Egypt Jails Mean Slow Death for Political Detainees

 In the prisons of Egypt, students, professors, politicians and others from all segments of Egyptian society face – in addition to detention since the July 3, 2013 military coup – a set of inhuman circumstances and total indifference to detainees’ health, pains and complaints, leaving some of them dying slowly without any help.



In the main prison of Qena (southern Egypt), a political detainee called Mahmoud Mohamed Murad Mohamed, 31, suffers very poor health.


Mahmoud Mohamed, who works as a geologist, was arrested in connection with the clashes of Aswan (southern Egypt) lawsuit. He was falsely charged of committing acts of violence.


Mahmoud Mohamed has been in Qena’s main prison for more than a year. He suffered an illness in the intestines due to subhuman prison conditions. He lost 60 kg of weight in 6 months. He was not offered any treatment in prison.
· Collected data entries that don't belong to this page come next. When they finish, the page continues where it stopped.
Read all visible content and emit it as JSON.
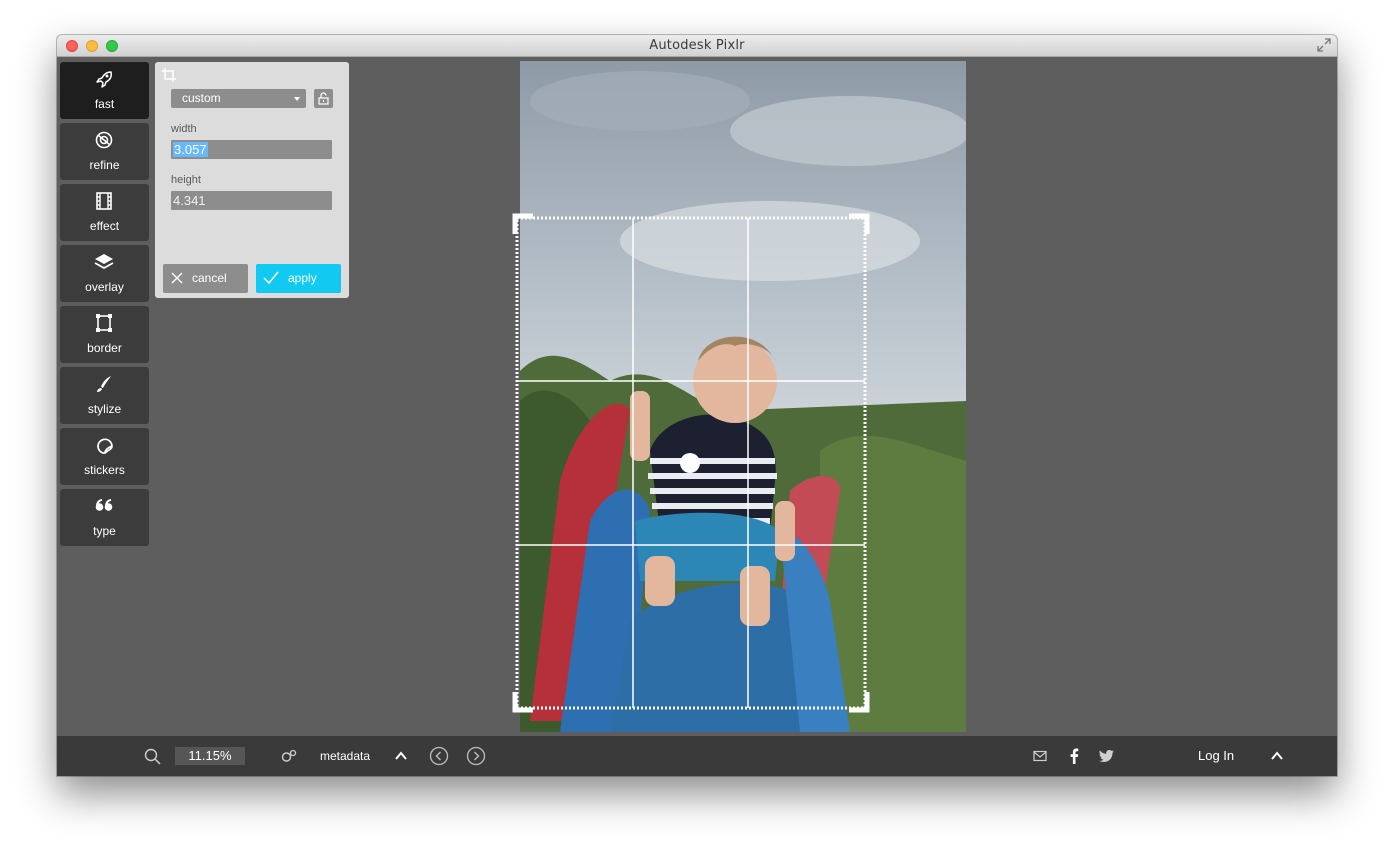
{
  "window": {
    "title": "Autodesk Pixlr"
  },
  "tools": [
    {
      "label": "fast",
      "icon": "rocket-icon",
      "active": true
    },
    {
      "label": "refine",
      "icon": "refine-icon"
    },
    {
      "label": "effect",
      "icon": "film-icon"
    },
    {
      "label": "overlay",
      "icon": "layers-icon"
    },
    {
      "label": "border",
      "icon": "border-icon"
    },
    {
      "label": "stylize",
      "icon": "brush-icon"
    },
    {
      "label": "stickers",
      "icon": "sticker-icon"
    },
    {
      "label": "type",
      "icon": "quote-icon"
    }
  ],
  "crop": {
    "preset": "custom",
    "width_label": "width",
    "width_value": "3.057",
    "height_label": "height",
    "height_value": "4.341",
    "cancel_label": "cancel",
    "apply_label": "apply"
  },
  "bottom": {
    "zoom": "11.15%",
    "metadata_label": "metadata",
    "login_label": "Log In"
  },
  "colors": {
    "accent": "#12c9f1",
    "panel": "#dcdcdc",
    "workspace": "#5e5e5e",
    "toolbar": "#3a3a3a"
  }
}
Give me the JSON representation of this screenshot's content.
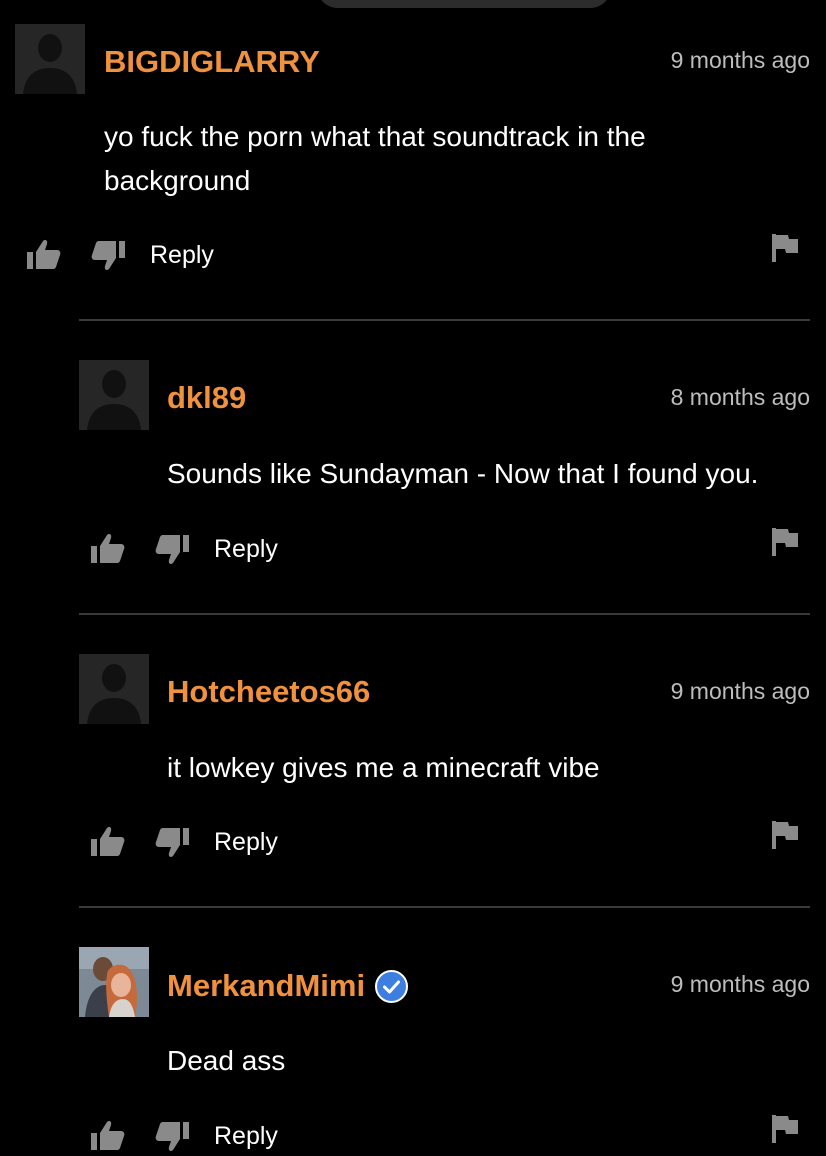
{
  "comments": [
    {
      "username": "BIGDIGLARRY",
      "time": "9 months ago",
      "text": "yo fuck the porn what that soundtrack in the background",
      "reply_label": "Reply",
      "verified": false
    },
    {
      "username": "dkl89",
      "time": "8 months ago",
      "text": "Sounds like Sundayman - Now that I found you.",
      "reply_label": "Reply",
      "verified": false
    },
    {
      "username": "Hotcheetos66",
      "time": "9 months ago",
      "text": "it lowkey gives me a minecraft vibe",
      "reply_label": "Reply",
      "verified": false
    },
    {
      "username": "MerkandMimi",
      "time": "9 months ago",
      "text": "Dead ass",
      "reply_label": "Reply",
      "verified": true
    }
  ],
  "icons": {
    "thumbs_up": "thumbs-up-icon",
    "thumbs_down": "thumbs-down-icon",
    "flag": "flag-icon",
    "verified": "verified-badge-icon",
    "avatar_placeholder": "default-avatar-icon"
  },
  "colors": {
    "background": "#000000",
    "username": "#f0913e",
    "timestamp": "#bdbdbd",
    "icon": "#8a8a8a",
    "verified": "#3d7fe0"
  }
}
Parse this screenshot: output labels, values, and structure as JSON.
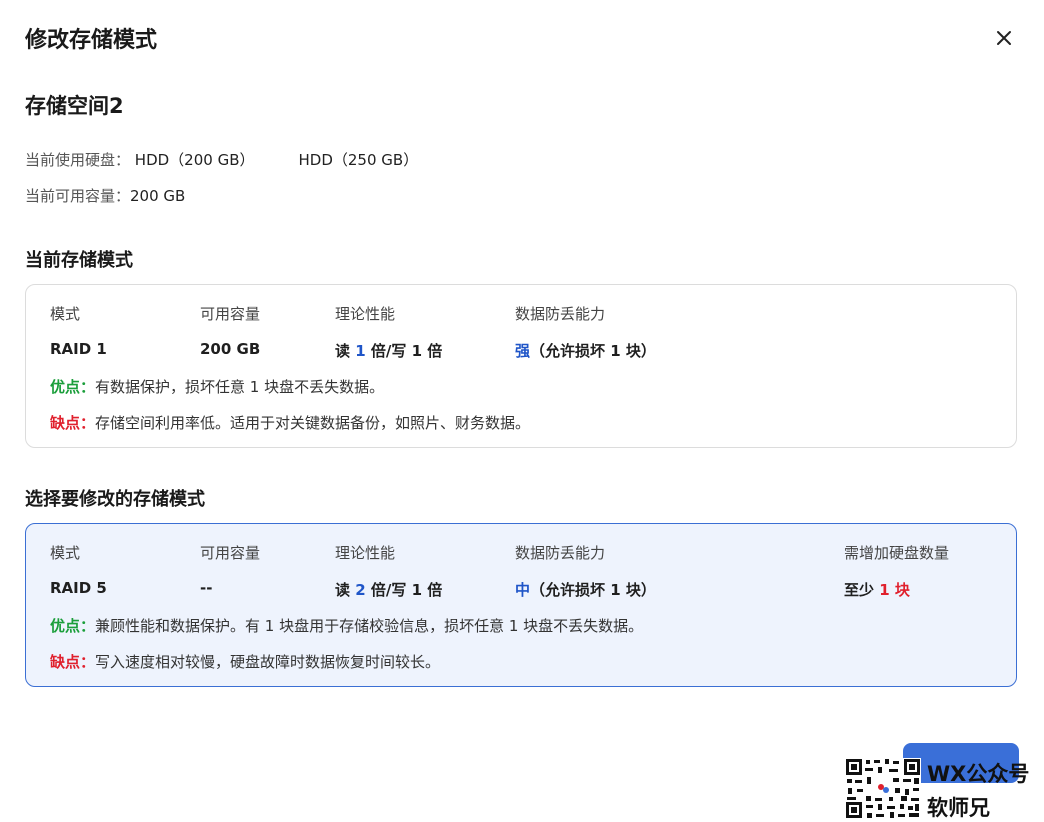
{
  "dialog": {
    "title": "修改存储模式",
    "close_icon": "close-icon"
  },
  "space": {
    "name": "存储空间2",
    "disks_label": "当前使用硬盘：",
    "disks": [
      "HDD（200 GB）",
      "HDD（250 GB）"
    ],
    "capacity_label": "当前可用容量：",
    "capacity_value": "200 GB"
  },
  "current": {
    "section_title": "当前存储模式",
    "headers": {
      "mode": "模式",
      "capacity": "可用容量",
      "perf": "理论性能",
      "protection": "数据防丢能力"
    },
    "mode": "RAID 1",
    "capacity": "200 GB",
    "perf": {
      "read_prefix": "读 ",
      "read_num": "1",
      "rest": " 倍/写 1 倍"
    },
    "protection": {
      "level": "强",
      "detail": "（允许损坏 1 块）"
    },
    "pros_label": "优点：",
    "pros": "有数据保护，损坏任意 1 块盘不丢失数据。",
    "cons_label": "缺点：",
    "cons": "存储空间利用率低。适用于对关键数据备份，如照片、财务数据。"
  },
  "target": {
    "section_title": "选择要修改的存储模式",
    "headers": {
      "mode": "模式",
      "capacity": "可用容量",
      "perf": "理论性能",
      "protection": "数据防丢能力",
      "disks_needed": "需增加硬盘数量"
    },
    "mode": "RAID 5",
    "capacity": "--",
    "perf": {
      "read_prefix": "读 ",
      "read_num": "2",
      "rest": " 倍/写 1 倍"
    },
    "protection": {
      "level": "中",
      "detail": "（允许损坏 1 块）"
    },
    "disks_needed": {
      "prefix": "至少 ",
      "count": "1 块"
    },
    "pros_label": "优点：",
    "pros": "兼顾性能和数据保护。有 1 块盘用于存储校验信息，损坏任意 1 块盘不丢失数据。",
    "cons_label": "缺点：",
    "cons": "写入速度相对较慢，硬盘故障时数据恢复时间较长。"
  },
  "footer": {
    "confirm_label": ""
  },
  "watermark": {
    "line1": "WX公众号",
    "line2": "软师兄"
  },
  "colors": {
    "accent": "#3a6fd8",
    "blue": "#1f55c8",
    "red": "#e0202d",
    "green": "#1a9e3a"
  }
}
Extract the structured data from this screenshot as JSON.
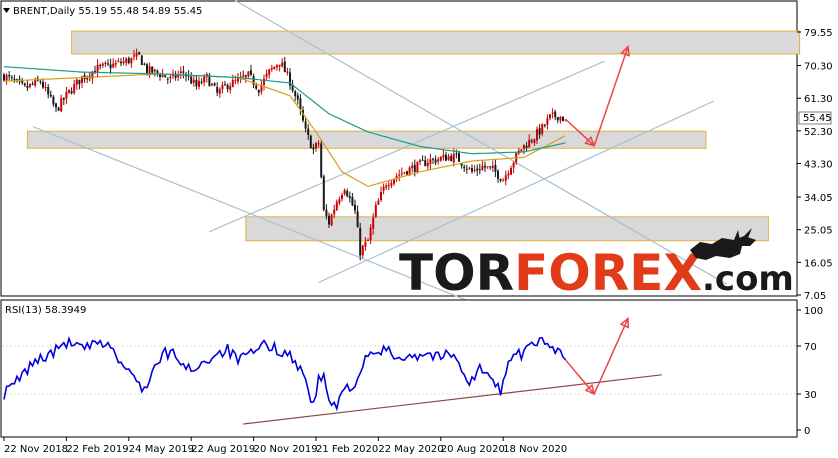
{
  "chart_data": [
    {
      "type": "candlestick",
      "symbol": "BRENT",
      "timeframe": "Daily",
      "header": "BRENT,Daily  55.19 55.48 54.89 55.45",
      "ohlc": {
        "open": 55.19,
        "high": 55.48,
        "low": 54.89,
        "close": 55.45
      },
      "last_price_label": "55.45",
      "y_ticks": [
        "79.55",
        "70.30",
        "61.30",
        "52.30",
        "43.30",
        "34.05",
        "25.05",
        "16.05",
        "7.05"
      ],
      "ylim": [
        7.05,
        79.55
      ],
      "price_path": [
        [
          0,
          67.5
        ],
        [
          8,
          64
        ],
        [
          14,
          66
        ],
        [
          20,
          58
        ],
        [
          25,
          63
        ],
        [
          30,
          67
        ],
        [
          36,
          69.5
        ],
        [
          42,
          70.5
        ],
        [
          47,
          71.5
        ],
        [
          52,
          72.8
        ],
        [
          55,
          69
        ],
        [
          60,
          68
        ],
        [
          64,
          66.5
        ],
        [
          69,
          68.5
        ],
        [
          74,
          64.5
        ],
        [
          78,
          67
        ],
        [
          82,
          62.5
        ],
        [
          86,
          65
        ],
        [
          90,
          66
        ],
        [
          94,
          67.5
        ],
        [
          98,
          64
        ],
        [
          102,
          68.5
        ],
        [
          106,
          71.5
        ],
        [
          110,
          66
        ],
        [
          113,
          60
        ],
        [
          116,
          52
        ],
        [
          119,
          47
        ],
        [
          121,
          49
        ],
        [
          123,
          30
        ],
        [
          125,
          27
        ],
        [
          128,
          33
        ],
        [
          131,
          37
        ],
        [
          135,
          30
        ],
        [
          137,
          19
        ],
        [
          140,
          22
        ],
        [
          143,
          31
        ],
        [
          147,
          38
        ],
        [
          151,
          40
        ],
        [
          155,
          41.5
        ],
        [
          159,
          42.5
        ],
        [
          163,
          44
        ],
        [
          167,
          44.5
        ],
        [
          171,
          45.2
        ],
        [
          174,
          45
        ],
        [
          177,
          43
        ],
        [
          180,
          41
        ],
        [
          184,
          42.5
        ],
        [
          188,
          41.5
        ],
        [
          192,
          39
        ],
        [
          195,
          43
        ],
        [
          199,
          47.5
        ],
        [
          203,
          50
        ],
        [
          207,
          53
        ],
        [
          210,
          56
        ],
        [
          213,
          56.5
        ],
        [
          216,
          55.45
        ]
      ],
      "moving_averages": [
        {
          "name": "fast",
          "color": "#d4a017",
          "values": [
            [
              0,
              66
            ],
            [
              30,
              67
            ],
            [
              60,
              68
            ],
            [
              90,
              67
            ],
            [
              110,
              62
            ],
            [
              120,
              52
            ],
            [
              130,
              41
            ],
            [
              140,
              37
            ],
            [
              160,
              41
            ],
            [
              180,
              44
            ],
            [
              200,
              45
            ],
            [
              216,
              51
            ]
          ]
        },
        {
          "name": "slow",
          "color": "#1a9e8a",
          "values": [
            [
              0,
              70
            ],
            [
              30,
              68.5
            ],
            [
              60,
              68
            ],
            [
              90,
              67
            ],
            [
              110,
              65.5
            ],
            [
              125,
              57
            ],
            [
              140,
              52
            ],
            [
              160,
              48
            ],
            [
              180,
              46
            ],
            [
              200,
              46.5
            ],
            [
              216,
              49
            ]
          ]
        }
      ],
      "zones": [
        {
          "from": 73.5,
          "to": 79.8,
          "x0": 26,
          "x1": 306
        },
        {
          "from": 47.5,
          "to": 52.2,
          "x0": 9,
          "x1": 270
        },
        {
          "from": 22.0,
          "to": 28.6,
          "x0": 93,
          "x1": 294
        }
      ],
      "trendlines": [
        {
          "p1": [
            75,
            94
          ],
          "p2": [
            278,
            10
          ]
        },
        {
          "p1": [
            79,
            24.5
          ],
          "p2": [
            231,
            71.5
          ]
        },
        {
          "p1": [
            121,
            10.5
          ],
          "p2": [
            273,
            60.5
          ]
        },
        {
          "p1": [
            11,
            53.5
          ],
          "p2": [
            187,
            3
          ]
        }
      ],
      "forecast_arrows": [
        [
          [
            216,
            55.5
          ],
          [
            227,
            48.2
          ]
        ],
        [
          [
            227,
            48.2
          ],
          [
            240,
            75.5
          ]
        ]
      ],
      "watermark": {
        "tor": "TOR",
        "forex": "FOREX",
        "com": ".com"
      }
    },
    {
      "type": "line",
      "indicator": "RSI(13)",
      "header": "RSI(13) 58.3949",
      "value": 58.3949,
      "y_ticks": [
        "100",
        "70",
        "30",
        "0"
      ],
      "ylim": [
        0,
        100
      ],
      "rsi_path": [
        [
          0,
          30
        ],
        [
          6,
          43
        ],
        [
          12,
          58
        ],
        [
          18,
          63
        ],
        [
          24,
          73
        ],
        [
          30,
          68
        ],
        [
          36,
          71
        ],
        [
          40,
          73
        ],
        [
          44,
          58
        ],
        [
          50,
          43
        ],
        [
          54,
          34
        ],
        [
          58,
          52
        ],
        [
          62,
          64
        ],
        [
          66,
          63
        ],
        [
          70,
          50
        ],
        [
          74,
          53
        ],
        [
          78,
          58
        ],
        [
          82,
          64
        ],
        [
          86,
          67
        ],
        [
          90,
          58
        ],
        [
          96,
          64
        ],
        [
          100,
          71
        ],
        [
          104,
          68
        ],
        [
          108,
          65
        ],
        [
          112,
          58
        ],
        [
          116,
          42
        ],
        [
          119,
          20
        ],
        [
          121,
          41
        ],
        [
          123,
          45
        ],
        [
          125,
          24
        ],
        [
          128,
          18
        ],
        [
          131,
          36
        ],
        [
          135,
          38
        ],
        [
          139,
          58
        ],
        [
          143,
          64
        ],
        [
          147,
          67
        ],
        [
          151,
          60
        ],
        [
          155,
          63
        ],
        [
          159,
          62
        ],
        [
          163,
          64
        ],
        [
          167,
          61
        ],
        [
          171,
          63
        ],
        [
          175,
          58
        ],
        [
          179,
          38
        ],
        [
          183,
          52
        ],
        [
          187,
          42
        ],
        [
          191,
          33
        ],
        [
          195,
          62
        ],
        [
          199,
          63
        ],
        [
          203,
          70
        ],
        [
          207,
          74
        ],
        [
          211,
          67
        ],
        [
          214,
          70
        ],
        [
          216,
          58.39
        ]
      ],
      "trendline": {
        "p1": [
          92,
          5
        ],
        "p2": [
          253,
          46
        ]
      },
      "forecast_arrows": [
        [
          [
            216,
            58.4
          ],
          [
            227,
            30
          ]
        ],
        [
          [
            227,
            30
          ],
          [
            240,
            93
          ]
        ]
      ],
      "x_ticks": [
        {
          "label": "22 Nov 2018",
          "i": 0
        },
        {
          "label": "22 Feb 2019",
          "i": 24
        },
        {
          "label": "24 May 2019",
          "i": 48
        },
        {
          "label": "22 Aug 2019",
          "i": 72
        },
        {
          "label": "20 Nov 2019",
          "i": 96
        },
        {
          "label": "21 Feb 2020",
          "i": 120
        },
        {
          "label": "22 May 2020",
          "i": 144
        },
        {
          "label": "20 Aug 2020",
          "i": 168
        },
        {
          "label": "18 Nov 2020",
          "i": 192
        }
      ]
    }
  ],
  "colors": {
    "bull": "#cc0000",
    "bear": "#1a1a1a",
    "rsi": "#0000dd",
    "zone_fill": "#d9d9d9",
    "zone_border": "#e0b040",
    "trend": "#a9bfd2",
    "rsi_trend": "#8b4a46",
    "arrow": "#ee4444",
    "axis": "#000000",
    "price_label_bg": "#ffffff"
  }
}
According to those close to him, "Mahmoud is now near death".


Meanwhile, the family of another detainee called Abu-Bakr Al-Hanafi Al-Qadi said he needed special medical care, because he suffers from liver cancer. The family urged junta authorities to release him as his health deteriorated.


Asmaa Saif, the detainee’s wife, said "inmate management and the prison administration are severely intransigent and hostile against him although his illness is getting worse, especially because he has been on a hunger strike for two months".


She added that two months after submitting a request to the junta’s Public Prosecutor, her ill husband was transferred to a hospital for a CT scan. This showed a tumor on the liver. He was supposed to complete a set of laboratory tests in Assiut, but the prison administration stands vindictively in the way.


Salem Seif, student at the Faculty of Engineering – Sohag University, went on a hunger strike to protest his unjustified continuing imprisonment.


Seif said he was "not going to stop this hunger-strike until I get out of jail, the trumped-up charges are dropped and I get back to completing my studies".


Hunger strikes are the only means political detainees from all currents and affiliations opposed to the coup resort to in the face of blatant injustice and neglect in junta prisons.


Some of the other striking detainees are Mohamed Sultan, Ibrahim Yamani, Sanaa Seif and Alaa Abdel-Fattah.